Deze voorschriften zijn toegepast, zoals die ten tijde van het bewezenverklaarde rechtens golden dan wel ten tijde van deze uitspraak rechtens gelden.

9.De beslissing

De rechtbank:
verklaart wettig en overtuigend bewezen dat de verdachte de onder 1 en 2 ten laste gelegde feiten heeft begaan, zoals hierboven onder 3.2 bewezen is verklaard;
verklaart niet bewezen hetgeen aan de verdachte meer of anders is ten laste gelegd dan hierboven is bewezen verklaard en spreekt de verdachte daarvan vrij;
verklaart het bewezenverklaarde strafbaar en dat het bewezenverklaarde uitmaakt:
ten aanzien van feit 1:
handelen in strijd met artikel 26, eerste lid, van de Wet wapens en munitie en het feit begaan met betrekking tot een vuurwapen van categorie III en
handelen in strijd met artikel 26, eerste lid, van de Wet wapens en munitie;
ten aanzien van feit 2:
opzettelijk handelen in strijd met het in artikel 2 onder C van de Opiumwet gegeven verbod;
verklaart de verdachte daarvoor strafbaar;
veroordeelt de verdachte tot:
een gevangenisstraf voor de duur van
270 (tweehonderdzeventig) DAGEN;
bepaalt dat de tijd door de veroordeelde vóór de tenuitvoerlegging van deze uitspraak in verzekering en voorlopige hechtenis doorgebracht, bij de tenuitvoerlegging van het onvoorwaardelijk gedeelte van de hem opgelegde gevangenisstraf geheel in mindering zal worden gebracht, voor zover die tijd niet reeds op een andere straf in mindering is gebracht;
bepaalt dat een gedeelte van die straf, groot
174 (honderdvierenzeventig) DAGEN, niet zal worden ten uitvoer gelegd onder de algemene voorwaarde dat de veroordeelde zich voor het einde van de hierbij op twee jaren vastgestelde proeftijd niet schuldig maakt aan een strafbaar feit;
en onder de bijzondere voorwaarden dat de veroordeelde:
- zich gedurende de proeftijd meldt bij de Reclassering Nederland (Bezuidenhoutseweg 179 te Den Haag) op door de reclassering te bepalen tijdstippen, zo frequent en zolang de reclassering dat noodzakelijk acht;
- gedurende de proeftijd meewerkt aan controle van het gebruik van drugs om het middelengebruik te beheersen. De reclassering kan urineonderzoek en ademonderzoek (blaastest) gebruiken voor de controle. De reclassering bepaalt hoe vaak de verdachte wordt gecontroleerd;
geeft opdracht aan Reclassering Nederland tot het houden van toezicht op de naleving van voormelde voorwaarde(n) en de veroordeelde ten behoeve daarvan te begeleiden;
voorwaarden daarbij zijn dat de veroordeelde gedurende de proeftijd:
- ten behoeve van het vaststellen van zijn identiteit medewerking zal verlenen aan het nemen van een of meer vingerafdrukken of een identiteitsbewijs als bedoeld in artikel 1 van de Wet op de identificatieplicht ter inzage aanbiedt;
- medewerking zal verlenen aan het reclasseringstoezicht, bedoeld in artikel 14c, zesde lid, van het Wetboek van Strafrecht, de medewerking aan huisbezoeken en het zich melden bij de reclassering zo vaak en zolang als de reclassering dit noodzakelijk acht daaronder begrepen.

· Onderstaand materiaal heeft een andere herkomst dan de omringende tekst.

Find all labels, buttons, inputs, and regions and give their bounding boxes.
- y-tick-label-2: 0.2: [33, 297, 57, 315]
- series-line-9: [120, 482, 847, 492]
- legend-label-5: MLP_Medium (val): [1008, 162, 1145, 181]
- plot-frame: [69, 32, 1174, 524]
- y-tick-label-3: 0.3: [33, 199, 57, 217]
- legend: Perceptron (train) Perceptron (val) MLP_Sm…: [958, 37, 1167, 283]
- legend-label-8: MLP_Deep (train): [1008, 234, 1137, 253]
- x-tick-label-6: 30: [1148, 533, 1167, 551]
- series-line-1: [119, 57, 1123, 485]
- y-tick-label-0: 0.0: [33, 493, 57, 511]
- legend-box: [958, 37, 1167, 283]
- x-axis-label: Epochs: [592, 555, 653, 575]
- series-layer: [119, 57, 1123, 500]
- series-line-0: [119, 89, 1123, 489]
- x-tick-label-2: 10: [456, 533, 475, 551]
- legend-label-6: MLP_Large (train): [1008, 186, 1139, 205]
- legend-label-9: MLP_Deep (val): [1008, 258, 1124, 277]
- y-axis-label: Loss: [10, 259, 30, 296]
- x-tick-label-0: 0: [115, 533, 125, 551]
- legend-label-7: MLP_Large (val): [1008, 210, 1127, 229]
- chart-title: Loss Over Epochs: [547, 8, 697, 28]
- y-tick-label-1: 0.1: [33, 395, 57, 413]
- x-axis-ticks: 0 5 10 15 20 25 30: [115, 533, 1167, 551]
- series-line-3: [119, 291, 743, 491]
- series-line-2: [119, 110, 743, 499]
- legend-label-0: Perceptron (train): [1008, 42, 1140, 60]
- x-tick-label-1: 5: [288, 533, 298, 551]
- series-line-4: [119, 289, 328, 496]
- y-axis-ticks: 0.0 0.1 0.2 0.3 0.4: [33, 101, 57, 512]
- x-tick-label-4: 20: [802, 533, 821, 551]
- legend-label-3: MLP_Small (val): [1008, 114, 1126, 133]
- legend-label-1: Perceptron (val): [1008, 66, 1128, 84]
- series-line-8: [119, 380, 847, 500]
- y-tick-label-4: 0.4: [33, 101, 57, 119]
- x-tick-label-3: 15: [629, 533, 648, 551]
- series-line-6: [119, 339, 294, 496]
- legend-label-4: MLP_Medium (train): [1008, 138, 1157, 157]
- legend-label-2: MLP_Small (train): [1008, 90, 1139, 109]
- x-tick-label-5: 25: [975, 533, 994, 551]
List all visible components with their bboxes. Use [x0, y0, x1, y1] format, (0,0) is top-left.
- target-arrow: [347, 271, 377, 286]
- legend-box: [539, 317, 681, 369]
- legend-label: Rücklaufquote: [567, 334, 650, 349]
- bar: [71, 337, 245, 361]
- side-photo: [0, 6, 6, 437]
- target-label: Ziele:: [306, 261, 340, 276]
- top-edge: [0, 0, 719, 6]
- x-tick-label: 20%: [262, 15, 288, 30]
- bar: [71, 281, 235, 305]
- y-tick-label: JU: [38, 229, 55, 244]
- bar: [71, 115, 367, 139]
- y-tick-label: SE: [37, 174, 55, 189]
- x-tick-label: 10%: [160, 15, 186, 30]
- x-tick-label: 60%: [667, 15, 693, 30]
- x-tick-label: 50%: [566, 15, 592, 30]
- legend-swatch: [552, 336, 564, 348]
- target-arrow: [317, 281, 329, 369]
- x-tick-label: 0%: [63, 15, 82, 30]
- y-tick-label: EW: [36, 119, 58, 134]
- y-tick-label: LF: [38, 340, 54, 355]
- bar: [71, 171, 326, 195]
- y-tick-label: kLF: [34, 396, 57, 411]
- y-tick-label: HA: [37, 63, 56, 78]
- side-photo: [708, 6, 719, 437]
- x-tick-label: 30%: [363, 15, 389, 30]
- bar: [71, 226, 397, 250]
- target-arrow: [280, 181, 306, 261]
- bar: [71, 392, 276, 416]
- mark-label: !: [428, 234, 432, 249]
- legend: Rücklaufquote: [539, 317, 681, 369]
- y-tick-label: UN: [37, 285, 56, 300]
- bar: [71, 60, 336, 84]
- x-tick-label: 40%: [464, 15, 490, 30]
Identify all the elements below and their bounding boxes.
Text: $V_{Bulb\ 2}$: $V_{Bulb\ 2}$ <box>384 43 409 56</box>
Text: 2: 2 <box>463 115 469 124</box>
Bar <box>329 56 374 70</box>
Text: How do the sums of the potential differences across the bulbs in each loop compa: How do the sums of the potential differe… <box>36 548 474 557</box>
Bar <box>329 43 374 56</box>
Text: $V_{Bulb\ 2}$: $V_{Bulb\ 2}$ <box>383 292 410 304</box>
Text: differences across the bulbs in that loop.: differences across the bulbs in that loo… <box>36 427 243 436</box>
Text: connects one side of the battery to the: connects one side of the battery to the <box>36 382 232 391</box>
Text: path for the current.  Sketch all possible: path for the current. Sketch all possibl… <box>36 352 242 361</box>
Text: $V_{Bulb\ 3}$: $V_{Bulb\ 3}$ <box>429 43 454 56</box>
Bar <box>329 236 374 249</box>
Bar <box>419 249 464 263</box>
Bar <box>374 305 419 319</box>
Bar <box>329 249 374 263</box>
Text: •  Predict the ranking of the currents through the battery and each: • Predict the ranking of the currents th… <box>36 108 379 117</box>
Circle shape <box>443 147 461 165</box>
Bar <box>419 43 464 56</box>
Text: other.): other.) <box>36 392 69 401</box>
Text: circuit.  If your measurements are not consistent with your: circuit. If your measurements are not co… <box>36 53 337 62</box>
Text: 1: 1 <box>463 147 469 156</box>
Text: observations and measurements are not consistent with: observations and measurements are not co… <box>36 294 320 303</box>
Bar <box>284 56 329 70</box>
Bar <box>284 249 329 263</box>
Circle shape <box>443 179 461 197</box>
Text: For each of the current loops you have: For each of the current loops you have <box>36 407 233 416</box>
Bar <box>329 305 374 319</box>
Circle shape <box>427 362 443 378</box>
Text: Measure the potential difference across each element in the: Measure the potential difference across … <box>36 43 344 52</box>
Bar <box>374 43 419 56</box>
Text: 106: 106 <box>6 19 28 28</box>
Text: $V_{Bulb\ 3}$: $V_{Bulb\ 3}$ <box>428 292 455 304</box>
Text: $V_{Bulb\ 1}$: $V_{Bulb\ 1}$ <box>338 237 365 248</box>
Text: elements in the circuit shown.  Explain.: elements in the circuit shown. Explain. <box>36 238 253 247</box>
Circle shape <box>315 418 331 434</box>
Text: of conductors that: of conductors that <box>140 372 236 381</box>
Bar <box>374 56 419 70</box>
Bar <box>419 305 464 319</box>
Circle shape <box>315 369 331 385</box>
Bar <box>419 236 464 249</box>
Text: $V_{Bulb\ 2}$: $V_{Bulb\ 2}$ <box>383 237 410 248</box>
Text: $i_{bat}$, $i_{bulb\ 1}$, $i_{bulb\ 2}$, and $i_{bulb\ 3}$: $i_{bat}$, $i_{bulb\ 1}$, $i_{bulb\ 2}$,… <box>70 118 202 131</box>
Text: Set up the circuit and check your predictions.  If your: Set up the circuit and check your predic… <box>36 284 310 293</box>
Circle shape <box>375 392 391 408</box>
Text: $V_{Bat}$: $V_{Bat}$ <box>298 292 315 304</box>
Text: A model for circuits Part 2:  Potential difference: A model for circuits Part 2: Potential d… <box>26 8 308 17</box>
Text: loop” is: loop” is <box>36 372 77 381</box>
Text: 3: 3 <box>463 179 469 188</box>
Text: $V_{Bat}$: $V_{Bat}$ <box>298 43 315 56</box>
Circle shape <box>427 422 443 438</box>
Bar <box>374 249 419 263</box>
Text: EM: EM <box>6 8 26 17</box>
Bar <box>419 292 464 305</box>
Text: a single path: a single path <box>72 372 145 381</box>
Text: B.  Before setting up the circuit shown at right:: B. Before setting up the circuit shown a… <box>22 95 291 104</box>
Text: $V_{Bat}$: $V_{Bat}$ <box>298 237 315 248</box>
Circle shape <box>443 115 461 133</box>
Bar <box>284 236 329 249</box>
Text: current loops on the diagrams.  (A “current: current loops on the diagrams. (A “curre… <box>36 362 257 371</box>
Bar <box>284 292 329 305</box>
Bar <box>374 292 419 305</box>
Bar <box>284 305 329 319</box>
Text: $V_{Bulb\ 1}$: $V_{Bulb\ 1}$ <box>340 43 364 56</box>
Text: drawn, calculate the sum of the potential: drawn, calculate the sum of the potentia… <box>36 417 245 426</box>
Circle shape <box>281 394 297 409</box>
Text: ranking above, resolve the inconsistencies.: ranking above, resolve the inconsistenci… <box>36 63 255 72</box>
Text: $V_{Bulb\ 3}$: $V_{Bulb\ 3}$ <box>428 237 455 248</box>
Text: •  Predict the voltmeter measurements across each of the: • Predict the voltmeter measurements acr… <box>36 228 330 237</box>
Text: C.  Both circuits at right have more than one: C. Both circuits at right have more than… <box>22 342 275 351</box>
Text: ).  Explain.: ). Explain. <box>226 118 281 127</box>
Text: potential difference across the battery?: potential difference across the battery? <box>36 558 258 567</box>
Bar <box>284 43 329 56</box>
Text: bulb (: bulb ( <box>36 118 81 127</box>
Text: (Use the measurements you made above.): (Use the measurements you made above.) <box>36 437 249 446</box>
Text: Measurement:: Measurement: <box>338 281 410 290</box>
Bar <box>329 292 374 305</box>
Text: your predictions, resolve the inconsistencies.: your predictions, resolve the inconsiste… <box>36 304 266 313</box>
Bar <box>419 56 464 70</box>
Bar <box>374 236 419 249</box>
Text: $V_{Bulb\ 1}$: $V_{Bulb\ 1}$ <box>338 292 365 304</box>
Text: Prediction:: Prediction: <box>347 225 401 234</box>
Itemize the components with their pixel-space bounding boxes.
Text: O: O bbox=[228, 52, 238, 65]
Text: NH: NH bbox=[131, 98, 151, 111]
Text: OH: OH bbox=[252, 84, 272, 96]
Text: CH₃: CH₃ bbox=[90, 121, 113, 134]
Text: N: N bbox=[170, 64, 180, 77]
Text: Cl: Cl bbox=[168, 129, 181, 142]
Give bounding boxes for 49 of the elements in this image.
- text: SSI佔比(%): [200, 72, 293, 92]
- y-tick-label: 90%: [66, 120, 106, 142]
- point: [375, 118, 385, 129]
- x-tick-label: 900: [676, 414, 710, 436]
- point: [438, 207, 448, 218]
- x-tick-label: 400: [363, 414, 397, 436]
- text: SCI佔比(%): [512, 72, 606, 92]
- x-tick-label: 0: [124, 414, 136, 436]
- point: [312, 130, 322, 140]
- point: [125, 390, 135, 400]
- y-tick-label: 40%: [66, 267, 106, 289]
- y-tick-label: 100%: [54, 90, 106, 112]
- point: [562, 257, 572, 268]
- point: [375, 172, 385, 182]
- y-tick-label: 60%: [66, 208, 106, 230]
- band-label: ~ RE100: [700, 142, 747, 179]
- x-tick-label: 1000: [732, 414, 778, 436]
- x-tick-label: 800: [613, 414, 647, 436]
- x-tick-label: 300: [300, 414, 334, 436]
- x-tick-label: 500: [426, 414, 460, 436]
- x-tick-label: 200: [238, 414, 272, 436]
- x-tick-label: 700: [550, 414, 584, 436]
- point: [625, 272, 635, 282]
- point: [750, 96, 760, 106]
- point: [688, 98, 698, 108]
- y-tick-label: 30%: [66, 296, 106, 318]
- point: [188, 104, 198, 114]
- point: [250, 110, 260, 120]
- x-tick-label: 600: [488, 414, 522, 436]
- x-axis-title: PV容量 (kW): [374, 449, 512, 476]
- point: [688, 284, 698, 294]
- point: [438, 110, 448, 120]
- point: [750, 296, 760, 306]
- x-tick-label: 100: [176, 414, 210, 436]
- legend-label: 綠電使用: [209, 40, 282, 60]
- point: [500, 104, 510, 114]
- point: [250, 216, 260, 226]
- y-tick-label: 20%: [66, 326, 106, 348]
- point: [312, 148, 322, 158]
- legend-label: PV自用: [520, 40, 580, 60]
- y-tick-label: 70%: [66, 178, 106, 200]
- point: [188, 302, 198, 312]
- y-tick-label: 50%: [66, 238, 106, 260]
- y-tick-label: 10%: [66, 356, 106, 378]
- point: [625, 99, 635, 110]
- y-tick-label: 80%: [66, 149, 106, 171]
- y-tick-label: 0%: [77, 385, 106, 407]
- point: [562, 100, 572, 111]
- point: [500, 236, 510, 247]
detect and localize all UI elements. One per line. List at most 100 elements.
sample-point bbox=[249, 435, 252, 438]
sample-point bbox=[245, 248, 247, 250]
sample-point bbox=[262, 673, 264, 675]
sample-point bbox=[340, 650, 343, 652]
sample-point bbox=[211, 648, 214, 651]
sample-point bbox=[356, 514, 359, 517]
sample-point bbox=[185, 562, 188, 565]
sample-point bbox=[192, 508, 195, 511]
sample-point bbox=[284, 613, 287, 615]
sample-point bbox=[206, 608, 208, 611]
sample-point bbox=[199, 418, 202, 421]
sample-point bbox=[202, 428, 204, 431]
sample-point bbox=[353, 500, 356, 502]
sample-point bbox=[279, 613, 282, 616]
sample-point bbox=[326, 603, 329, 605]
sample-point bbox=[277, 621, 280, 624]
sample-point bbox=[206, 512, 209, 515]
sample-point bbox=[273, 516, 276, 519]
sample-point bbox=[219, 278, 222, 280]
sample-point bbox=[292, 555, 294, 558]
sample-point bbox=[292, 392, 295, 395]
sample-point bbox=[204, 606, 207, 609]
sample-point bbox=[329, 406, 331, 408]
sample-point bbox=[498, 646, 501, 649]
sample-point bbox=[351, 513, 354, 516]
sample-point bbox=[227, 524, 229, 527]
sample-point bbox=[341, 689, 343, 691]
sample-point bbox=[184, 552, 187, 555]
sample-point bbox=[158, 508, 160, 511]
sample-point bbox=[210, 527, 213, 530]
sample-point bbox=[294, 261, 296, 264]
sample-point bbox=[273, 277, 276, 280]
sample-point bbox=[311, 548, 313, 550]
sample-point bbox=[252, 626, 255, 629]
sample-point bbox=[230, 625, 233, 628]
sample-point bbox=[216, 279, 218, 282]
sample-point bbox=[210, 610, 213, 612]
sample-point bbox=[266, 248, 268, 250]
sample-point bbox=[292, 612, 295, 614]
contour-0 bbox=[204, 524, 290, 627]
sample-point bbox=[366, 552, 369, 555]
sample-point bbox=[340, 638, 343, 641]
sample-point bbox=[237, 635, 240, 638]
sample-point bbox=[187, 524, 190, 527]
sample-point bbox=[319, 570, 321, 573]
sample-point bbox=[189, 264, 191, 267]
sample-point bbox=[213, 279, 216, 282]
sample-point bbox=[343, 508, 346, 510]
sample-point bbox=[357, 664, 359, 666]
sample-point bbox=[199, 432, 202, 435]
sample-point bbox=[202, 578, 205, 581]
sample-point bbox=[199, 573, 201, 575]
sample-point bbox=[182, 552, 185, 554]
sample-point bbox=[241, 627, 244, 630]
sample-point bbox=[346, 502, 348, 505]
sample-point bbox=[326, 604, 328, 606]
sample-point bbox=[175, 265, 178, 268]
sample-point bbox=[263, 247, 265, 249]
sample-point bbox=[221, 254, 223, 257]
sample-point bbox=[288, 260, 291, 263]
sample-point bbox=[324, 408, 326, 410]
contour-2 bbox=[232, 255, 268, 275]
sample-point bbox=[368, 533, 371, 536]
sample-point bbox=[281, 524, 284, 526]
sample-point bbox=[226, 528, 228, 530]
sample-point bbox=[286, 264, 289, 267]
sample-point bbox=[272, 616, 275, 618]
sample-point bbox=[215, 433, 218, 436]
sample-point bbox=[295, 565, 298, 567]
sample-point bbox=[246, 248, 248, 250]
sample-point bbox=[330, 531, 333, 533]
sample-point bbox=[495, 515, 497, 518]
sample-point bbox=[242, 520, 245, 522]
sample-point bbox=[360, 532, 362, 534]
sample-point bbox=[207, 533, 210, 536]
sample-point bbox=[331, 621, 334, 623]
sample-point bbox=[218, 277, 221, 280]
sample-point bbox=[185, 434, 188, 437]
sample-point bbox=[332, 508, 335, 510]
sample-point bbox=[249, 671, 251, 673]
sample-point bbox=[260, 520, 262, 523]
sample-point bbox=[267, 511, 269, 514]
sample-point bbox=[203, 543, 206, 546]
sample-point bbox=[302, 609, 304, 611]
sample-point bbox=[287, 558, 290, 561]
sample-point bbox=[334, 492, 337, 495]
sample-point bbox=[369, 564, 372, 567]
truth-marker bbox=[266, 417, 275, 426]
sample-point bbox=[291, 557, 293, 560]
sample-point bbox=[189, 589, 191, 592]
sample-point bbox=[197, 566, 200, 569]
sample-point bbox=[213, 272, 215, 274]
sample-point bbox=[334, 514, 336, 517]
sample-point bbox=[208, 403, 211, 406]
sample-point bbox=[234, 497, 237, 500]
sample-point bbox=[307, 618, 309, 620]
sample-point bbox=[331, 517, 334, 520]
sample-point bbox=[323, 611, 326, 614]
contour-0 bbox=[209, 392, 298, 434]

veroordeelt de verdachte voorts tot:
een taakstraf voor de tijd van
180 (honderdtachtig) UREN;
beveelt, voor het geval dat de veroordeelde de taakstraf niet naar behoren verricht, dat vervangende hechtenis zal worden toegepast voor de tijd van
90 (negentig) DAGEN;
heft op het geschorste bevel tot voorlopige hechtenis van de verdachte;
verklaart onttrokken aan het verkeer het op de beslaglijst genoemde voorwerp, te weten:
1. STK wapen (voorwerpnummer 3243910).
Dit vonnis is gewezen door
mr. C.M. Zandbergen, voorzitter,
mr. V.J. de Haan, rechter,
mr. C.A.W. Zijlstra, rechter,
in tegenwoordigheid van mr. N. de Jong, griffier,
en uitgesproken ter openbare terechtzitting van deze rechtbank van 17 juni 2025.